人にどう思われてるかが気になることってありませんか。
「わたし、薫ちゃんに嫌われてると思ったわ。」
まさかそんなことを言われるなんて、当時の私は夢にも思ってなかったのです。
これは私が、カウンセリングサービスの母体である「神戸メンタルサービス」主催のヒーリングワークというセミナーに通い始めた頃の出来事です。
ヒーリングワークは100名以上の参加者がいます。
8〜10人程度のグループに分かれてグループ単位での実習もやります。
その日もグループに分かれ、まず初めに自己紹介をしました。
そのとき私は、一通りの自己紹介が終わるあいだ、殆ど下を向いていたのです。
理由は忘れてしまったのですが、落ち込んでいたんだと思います。
その後すぐにお昼休みになり、ランチをするためにグループ単位で会場の外に出ました。
お店に向かって歩いていくと、グループの女の子が私に声をかけてくれました。
そしてこう言ったのです。
「ずっと目を合わせてくれんかったから、薫ちゃん、私のこと嫌いなんかなぁって思ったわ。」
「え!?」
するともうひとりの女の子が
「わたしも〜」
と言ったのです。
「えーーーーー!?」
なんでそんな風に思うの?
そんなわけないやん!
私が嫌われるのならともかく、初対面のあなたたちを嫌う理由がないっ。
もうそれは軽い衝撃でした。
そもそも「嫌われるっていうのは私の専売特許やん」くらいに当時の私は思っていたからです。

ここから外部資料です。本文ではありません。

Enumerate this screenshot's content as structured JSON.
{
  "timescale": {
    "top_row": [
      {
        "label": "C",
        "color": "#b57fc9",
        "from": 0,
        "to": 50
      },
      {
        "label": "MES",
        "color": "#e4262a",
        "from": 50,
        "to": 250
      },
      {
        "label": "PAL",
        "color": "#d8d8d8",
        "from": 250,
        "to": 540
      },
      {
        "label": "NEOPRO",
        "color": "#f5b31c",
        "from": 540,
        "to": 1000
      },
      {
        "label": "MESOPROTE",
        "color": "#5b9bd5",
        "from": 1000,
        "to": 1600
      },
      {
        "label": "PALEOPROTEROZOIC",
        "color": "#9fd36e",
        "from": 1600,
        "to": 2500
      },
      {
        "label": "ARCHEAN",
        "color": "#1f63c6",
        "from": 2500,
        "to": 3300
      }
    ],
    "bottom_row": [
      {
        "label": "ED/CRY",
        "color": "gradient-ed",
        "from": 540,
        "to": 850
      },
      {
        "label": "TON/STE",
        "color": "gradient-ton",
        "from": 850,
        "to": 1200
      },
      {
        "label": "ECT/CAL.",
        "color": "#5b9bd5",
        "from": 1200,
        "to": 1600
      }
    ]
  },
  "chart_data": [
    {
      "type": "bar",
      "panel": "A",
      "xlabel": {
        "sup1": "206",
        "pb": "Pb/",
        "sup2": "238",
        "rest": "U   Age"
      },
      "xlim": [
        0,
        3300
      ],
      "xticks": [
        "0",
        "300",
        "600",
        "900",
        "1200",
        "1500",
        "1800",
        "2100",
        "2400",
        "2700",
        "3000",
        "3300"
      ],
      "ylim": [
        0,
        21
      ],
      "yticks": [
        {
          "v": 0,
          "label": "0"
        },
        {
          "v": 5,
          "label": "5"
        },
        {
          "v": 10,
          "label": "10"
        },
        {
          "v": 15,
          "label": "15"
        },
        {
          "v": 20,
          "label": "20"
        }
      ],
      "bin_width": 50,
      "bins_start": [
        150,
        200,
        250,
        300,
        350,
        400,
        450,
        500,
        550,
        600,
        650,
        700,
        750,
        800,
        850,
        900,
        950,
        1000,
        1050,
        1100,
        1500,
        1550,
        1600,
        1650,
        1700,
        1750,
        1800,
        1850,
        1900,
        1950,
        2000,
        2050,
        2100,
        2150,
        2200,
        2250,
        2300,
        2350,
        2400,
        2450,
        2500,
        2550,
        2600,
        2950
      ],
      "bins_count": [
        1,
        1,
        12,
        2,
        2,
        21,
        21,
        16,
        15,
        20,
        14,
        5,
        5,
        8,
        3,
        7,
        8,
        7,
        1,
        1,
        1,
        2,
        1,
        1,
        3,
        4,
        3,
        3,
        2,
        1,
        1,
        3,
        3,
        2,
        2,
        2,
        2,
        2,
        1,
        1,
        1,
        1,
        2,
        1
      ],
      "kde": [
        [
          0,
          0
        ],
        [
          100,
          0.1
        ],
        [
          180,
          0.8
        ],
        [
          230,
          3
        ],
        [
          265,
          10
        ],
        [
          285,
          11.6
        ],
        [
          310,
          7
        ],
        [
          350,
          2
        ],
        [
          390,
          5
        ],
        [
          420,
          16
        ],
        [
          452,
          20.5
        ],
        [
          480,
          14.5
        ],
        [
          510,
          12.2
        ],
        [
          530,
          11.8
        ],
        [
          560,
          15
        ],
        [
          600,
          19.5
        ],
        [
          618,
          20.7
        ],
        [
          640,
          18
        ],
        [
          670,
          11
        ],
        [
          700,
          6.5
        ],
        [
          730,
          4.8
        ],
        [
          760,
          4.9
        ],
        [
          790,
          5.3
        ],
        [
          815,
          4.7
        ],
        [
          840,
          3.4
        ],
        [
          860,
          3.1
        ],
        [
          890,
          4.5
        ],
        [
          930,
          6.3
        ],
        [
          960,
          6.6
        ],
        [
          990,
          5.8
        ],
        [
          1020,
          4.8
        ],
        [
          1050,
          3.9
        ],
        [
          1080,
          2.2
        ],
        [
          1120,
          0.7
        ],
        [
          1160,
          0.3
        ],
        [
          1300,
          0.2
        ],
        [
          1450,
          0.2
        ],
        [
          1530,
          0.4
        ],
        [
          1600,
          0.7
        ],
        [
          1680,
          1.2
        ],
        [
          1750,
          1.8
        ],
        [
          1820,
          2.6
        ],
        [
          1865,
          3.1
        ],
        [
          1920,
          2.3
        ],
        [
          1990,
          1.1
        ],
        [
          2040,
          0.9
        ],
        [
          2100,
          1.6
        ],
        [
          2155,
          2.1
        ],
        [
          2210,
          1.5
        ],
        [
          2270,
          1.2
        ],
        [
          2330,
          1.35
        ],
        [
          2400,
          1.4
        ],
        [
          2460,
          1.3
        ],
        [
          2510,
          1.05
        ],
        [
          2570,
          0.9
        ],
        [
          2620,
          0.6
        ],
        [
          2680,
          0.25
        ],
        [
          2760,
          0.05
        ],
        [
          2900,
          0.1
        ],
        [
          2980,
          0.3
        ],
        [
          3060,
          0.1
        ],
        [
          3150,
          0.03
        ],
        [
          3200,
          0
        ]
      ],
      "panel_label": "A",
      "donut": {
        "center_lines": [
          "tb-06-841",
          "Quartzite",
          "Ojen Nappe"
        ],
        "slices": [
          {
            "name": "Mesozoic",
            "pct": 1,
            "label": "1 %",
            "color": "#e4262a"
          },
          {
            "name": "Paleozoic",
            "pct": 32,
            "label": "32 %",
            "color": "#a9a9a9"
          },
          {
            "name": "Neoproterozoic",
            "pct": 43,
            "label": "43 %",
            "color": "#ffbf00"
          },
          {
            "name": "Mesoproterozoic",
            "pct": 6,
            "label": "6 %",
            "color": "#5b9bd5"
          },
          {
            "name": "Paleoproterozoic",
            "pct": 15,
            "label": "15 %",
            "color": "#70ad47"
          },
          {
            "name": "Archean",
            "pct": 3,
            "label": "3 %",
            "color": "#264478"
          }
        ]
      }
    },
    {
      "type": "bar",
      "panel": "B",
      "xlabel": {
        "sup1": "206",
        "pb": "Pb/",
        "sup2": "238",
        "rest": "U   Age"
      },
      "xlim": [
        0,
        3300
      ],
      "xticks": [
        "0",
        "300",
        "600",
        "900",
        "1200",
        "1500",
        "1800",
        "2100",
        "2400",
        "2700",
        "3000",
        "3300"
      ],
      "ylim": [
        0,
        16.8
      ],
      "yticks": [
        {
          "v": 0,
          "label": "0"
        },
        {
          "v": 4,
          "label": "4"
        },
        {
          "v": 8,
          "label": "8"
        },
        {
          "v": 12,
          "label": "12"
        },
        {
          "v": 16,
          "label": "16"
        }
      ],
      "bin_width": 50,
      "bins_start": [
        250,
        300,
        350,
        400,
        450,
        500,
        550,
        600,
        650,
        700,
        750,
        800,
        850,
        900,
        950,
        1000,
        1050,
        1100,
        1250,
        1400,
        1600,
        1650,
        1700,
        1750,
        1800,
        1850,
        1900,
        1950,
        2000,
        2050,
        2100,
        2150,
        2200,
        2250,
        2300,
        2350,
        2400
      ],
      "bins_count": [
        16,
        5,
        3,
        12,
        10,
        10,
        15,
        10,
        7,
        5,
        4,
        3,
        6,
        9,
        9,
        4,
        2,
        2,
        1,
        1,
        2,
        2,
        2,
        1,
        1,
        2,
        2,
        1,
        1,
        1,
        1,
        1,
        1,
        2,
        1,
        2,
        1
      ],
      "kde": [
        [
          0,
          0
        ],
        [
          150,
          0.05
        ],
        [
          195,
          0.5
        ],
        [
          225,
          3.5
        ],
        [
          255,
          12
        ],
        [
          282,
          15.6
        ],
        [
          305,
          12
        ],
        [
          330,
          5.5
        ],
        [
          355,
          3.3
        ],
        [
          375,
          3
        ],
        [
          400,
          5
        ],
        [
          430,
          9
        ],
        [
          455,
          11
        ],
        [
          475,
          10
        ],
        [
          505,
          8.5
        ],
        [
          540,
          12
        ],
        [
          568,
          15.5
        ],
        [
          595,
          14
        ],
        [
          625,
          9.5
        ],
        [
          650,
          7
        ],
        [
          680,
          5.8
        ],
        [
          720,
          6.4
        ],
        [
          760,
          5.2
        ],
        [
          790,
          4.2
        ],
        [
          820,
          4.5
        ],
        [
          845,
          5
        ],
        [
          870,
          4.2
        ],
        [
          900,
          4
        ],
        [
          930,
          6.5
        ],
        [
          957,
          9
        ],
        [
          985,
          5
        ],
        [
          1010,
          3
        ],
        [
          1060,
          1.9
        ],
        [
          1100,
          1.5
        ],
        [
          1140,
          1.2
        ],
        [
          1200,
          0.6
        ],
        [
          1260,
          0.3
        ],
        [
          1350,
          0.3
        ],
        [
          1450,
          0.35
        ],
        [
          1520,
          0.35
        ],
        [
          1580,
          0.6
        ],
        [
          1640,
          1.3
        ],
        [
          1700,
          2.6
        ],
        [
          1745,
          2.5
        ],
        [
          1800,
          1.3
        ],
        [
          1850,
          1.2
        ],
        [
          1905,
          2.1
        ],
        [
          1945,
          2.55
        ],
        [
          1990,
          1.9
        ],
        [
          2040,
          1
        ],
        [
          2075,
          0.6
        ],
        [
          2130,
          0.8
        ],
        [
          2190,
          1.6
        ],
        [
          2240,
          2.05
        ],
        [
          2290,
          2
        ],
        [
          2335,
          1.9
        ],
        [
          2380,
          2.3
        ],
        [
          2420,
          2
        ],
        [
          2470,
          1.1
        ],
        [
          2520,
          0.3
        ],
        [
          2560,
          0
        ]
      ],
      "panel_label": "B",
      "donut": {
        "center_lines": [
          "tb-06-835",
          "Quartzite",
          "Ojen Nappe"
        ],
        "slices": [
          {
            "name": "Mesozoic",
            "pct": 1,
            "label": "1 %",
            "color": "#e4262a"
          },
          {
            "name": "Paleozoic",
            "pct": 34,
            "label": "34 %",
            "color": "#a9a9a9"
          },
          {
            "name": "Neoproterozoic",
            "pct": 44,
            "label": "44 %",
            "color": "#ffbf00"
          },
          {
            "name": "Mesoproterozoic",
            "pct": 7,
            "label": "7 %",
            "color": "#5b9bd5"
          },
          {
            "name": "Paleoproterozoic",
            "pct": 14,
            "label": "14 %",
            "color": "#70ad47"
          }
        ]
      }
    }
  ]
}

人にどう思われるかが気になる、というご相談は、カウンセリングの中でも比較的多い案件です。
見た目や話し方が気になる、ちょっとした振る舞いを他人に変だと思われないか、間違ってると思われないか等々、自分である程度こうなんじゃないかと推測される方が殆どです。
その多くは、自分で自分の見た目を嫌ってたり、話し方が嫌いだったり、という場合が多く、自分が嫌いな部分だから相手も嫌いに違いない、と思い込んでいることが多いのです。
私もそんな一人でした。
でも、まさか私が落ち込んだ態度を見て、「私に嫌われてる」と感じてる人がいるだなんて、夢にも思わなかったのです。
私は落ち込んでただだけ、ずっと下を見てただけなのに。
あ、だからといって、「落ち込んだ姿を見せてはいけないんだ」と言いたいのではありません。
相手もまた、下を向いていた私を見て「私は嫌われてるんじゃないか」「きっと私が嫌いだから目を合わせてくれないんだ」と感じるんだと気付いたということ。
それは、人にどう思われるかが気になって推測ばかりしていた私が、実際に人がどう思ったのかを知った瞬間だったのです。
まったくの想定外でした。
すると、新たな疑問が湧いたのです。
ということは、私は今まで、相手が何気に取っていた態度に、「嫌われてるからじゃないか」「変に思われてるんじゃないか」と“勝手に”思い込んでいたのかもしれないなと思ったのです。
それは、もつれた糸が少し解けていくような感覚でした。
おそらく、ヒーリングワークに参加する以前の私だったら、誰かに「嫌われてると思った」と言われたとしても、「何言ってるの?この人」くらいにしか思わなかったかもしれないなと思いました。
だけど、自分を癒していくうちに、少しずつですが心に余裕が出来たんだと思います。
だから「私のこと嫌いなんかなぁって思った」と言われた言葉があのとき引っかかったんだと思います。
この頃あたりから、「あ、私って人が怖かったんだ」「幸せになってはいけないと思ってたんだ」等と、ひとりではなかなかわからないことに、少しずつ気付いていったのです。
落ち込んでずっと下を向いている態度は、傍から見たら壁を作ってるようにしか見えなかっただろうなと思います。
私はグループのみんなを嫌ってるつもりはない。
でも、好意的な態度には見えなかったと思います。
あれじゃ誰も私に声をかけにくいよなぁと今なら思います。
にもかかわらず、「私のこと嫌いかなぁ」って思った人に声をかけるなんて、その女の子はすんごい勇気があるなぁとずいぶん後になって気が付きました。
でもそのお陰で誤解が解ける体験をすることが出来たのです。